В доме всё было необъяснимо странно и смешно: ход из кухни в столовую лежал через единственный в квартире маленький, узкий клозет; через него вносили в столовую самовары и кушанье, он был предметом веселых шуток и — часто — источником смешных недоразумений. На моей обязанности лежало наливать воду в бак клозета, а спал я в кухне, против его двери и у двери на парадное крыльцо: голове было жарко от кухонной печи, в ноги дуло с крыльца; ложась спать, я собирал все половики и складывал их на ноги себе.

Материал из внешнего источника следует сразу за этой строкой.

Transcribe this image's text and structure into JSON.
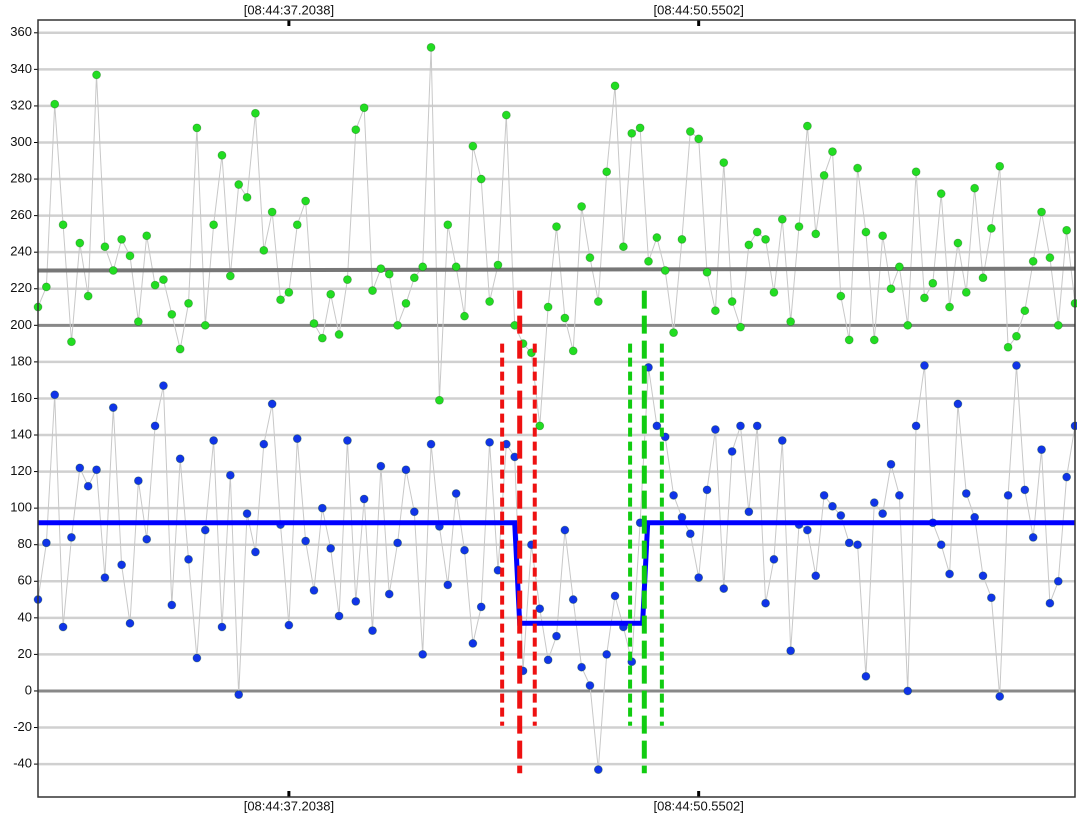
{
  "chart_data": {
    "type": "scatter",
    "xlim": [
      0,
      124
    ],
    "xticks": [
      {
        "value": 30,
        "label": "[08:44:37.2038]"
      },
      {
        "value": 79,
        "label": "[08:44:50.5502]"
      }
    ],
    "ylim": [
      -58,
      367
    ],
    "yticks": [
      -40,
      -20,
      0,
      20,
      40,
      60,
      80,
      100,
      120,
      140,
      160,
      180,
      200,
      220,
      240,
      260,
      280,
      300,
      320,
      340,
      360
    ],
    "grid": true,
    "series": [
      {
        "color": "#22dd22",
        "values": [
          210,
          221,
          321,
          255,
          191,
          245,
          216,
          337,
          243,
          230,
          247,
          238,
          202,
          249,
          222,
          225,
          206,
          187,
          212,
          308,
          200,
          255,
          293,
          227,
          277,
          270,
          316,
          241,
          262,
          214,
          218,
          255,
          268,
          201,
          193,
          217,
          195,
          225,
          307,
          319,
          219,
          231,
          228,
          200,
          212,
          226,
          232,
          352,
          159,
          255,
          232,
          205,
          298,
          280,
          213,
          233,
          315,
          200,
          190,
          185,
          145,
          210,
          254,
          204,
          186,
          265,
          237,
          213,
          284,
          331,
          243,
          305,
          308,
          235,
          248,
          230,
          196,
          247,
          306,
          302,
          229,
          208,
          289,
          213,
          199,
          244,
          251,
          247,
          218,
          258,
          202,
          254,
          309,
          250,
          282,
          295,
          216,
          192,
          286,
          251,
          192,
          249,
          220,
          232,
          200,
          284,
          215,
          223,
          272,
          210,
          245,
          218,
          275,
          226,
          253,
          287,
          188,
          194,
          208,
          235,
          262,
          237,
          200,
          252,
          212
        ]
      },
      {
        "color": "#1034e8",
        "values": [
          50,
          81,
          162,
          35,
          84,
          122,
          112,
          121,
          62,
          155,
          69,
          37,
          115,
          83,
          145,
          167,
          47,
          127,
          72,
          18,
          88,
          137,
          35,
          118,
          -2,
          97,
          76,
          135,
          157,
          91,
          36,
          138,
          82,
          55,
          100,
          78,
          41,
          137,
          49,
          105,
          33,
          123,
          53,
          81,
          121,
          98,
          20,
          135,
          90,
          58,
          108,
          77,
          26,
          46,
          136,
          66,
          135,
          128,
          11,
          80,
          45,
          17,
          30,
          88,
          50,
          13,
          3,
          -43,
          20,
          52,
          35,
          16,
          92,
          177,
          145,
          139,
          107,
          95,
          86,
          62,
          110,
          143,
          56,
          131,
          145,
          98,
          145,
          48,
          72,
          137,
          22,
          91,
          88,
          63,
          107,
          101,
          96,
          81,
          80,
          8,
          103,
          97,
          124,
          107,
          0,
          145,
          178,
          92,
          80,
          64,
          157,
          108,
          95,
          63,
          51,
          -3,
          107,
          178,
          110,
          84,
          132,
          48,
          60,
          117,
          145
        ]
      }
    ],
    "lines": [
      {
        "color": "#0000ff",
        "x": [
          0,
          57,
          57.6,
          72.3,
          72.9,
          124
        ],
        "values": [
          92,
          92,
          37,
          37,
          92,
          92
        ]
      },
      {
        "color": "#777777",
        "x": [
          0,
          124
        ],
        "values": [
          230,
          231
        ]
      }
    ],
    "hlines": [
      {
        "value": 0,
        "color": "#888888"
      },
      {
        "value": 200,
        "color": "#888888"
      }
    ],
    "vlines": [
      {
        "x": 55.5,
        "ymin": -19,
        "ymax": 190,
        "color": "#ee1111"
      },
      {
        "x": 57.6,
        "ymin": -45,
        "ymax": 219,
        "color": "#ee1111"
      },
      {
        "x": 59.4,
        "ymin": -19,
        "ymax": 190,
        "color": "#ee1111"
      },
      {
        "x": 70.8,
        "ymin": -19,
        "ymax": 190,
        "color": "#11cc11"
      },
      {
        "x": 72.5,
        "ymin": -45,
        "ymax": 219,
        "color": "#11cc11"
      },
      {
        "x": 74.6,
        "ymin": -19,
        "ymax": 190,
        "color": "#11cc11"
      }
    ]
  }
}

В большой зале, с двумя зеркалами в простенках, картинами-премиями «Нивы» в золотом багете, с парой карточных столов и дюжиной венских стульев, было пустынно и скучно. Маленькая гостиная тесно набита пестрой мягкой мебелью, горками с «приданым», серебром и чайной посудой; ее украшали три лампы, одна другой больше. В темной, без окон, спальне, кроме широкой кровати, стояли сундуки, шкапы, от них исходил запах листового табака и персидской ромашки. Эти три комнаты всегда были пусты, а хозяева теснились в маленькой столовой, мешая друг другу. Тотчас после утреннего чая, в восемь часов, хозяин с братом раздвигали стол, раскладывали на нем листы белой бумаги, готовальни, карандаши, блюдца с тушью и принимались за работу, один на конце стола, другой против него. Стол качался. Он загромождал всю комнату, и когда из детской выходила нянька или хозяйка, они задевали углы стола.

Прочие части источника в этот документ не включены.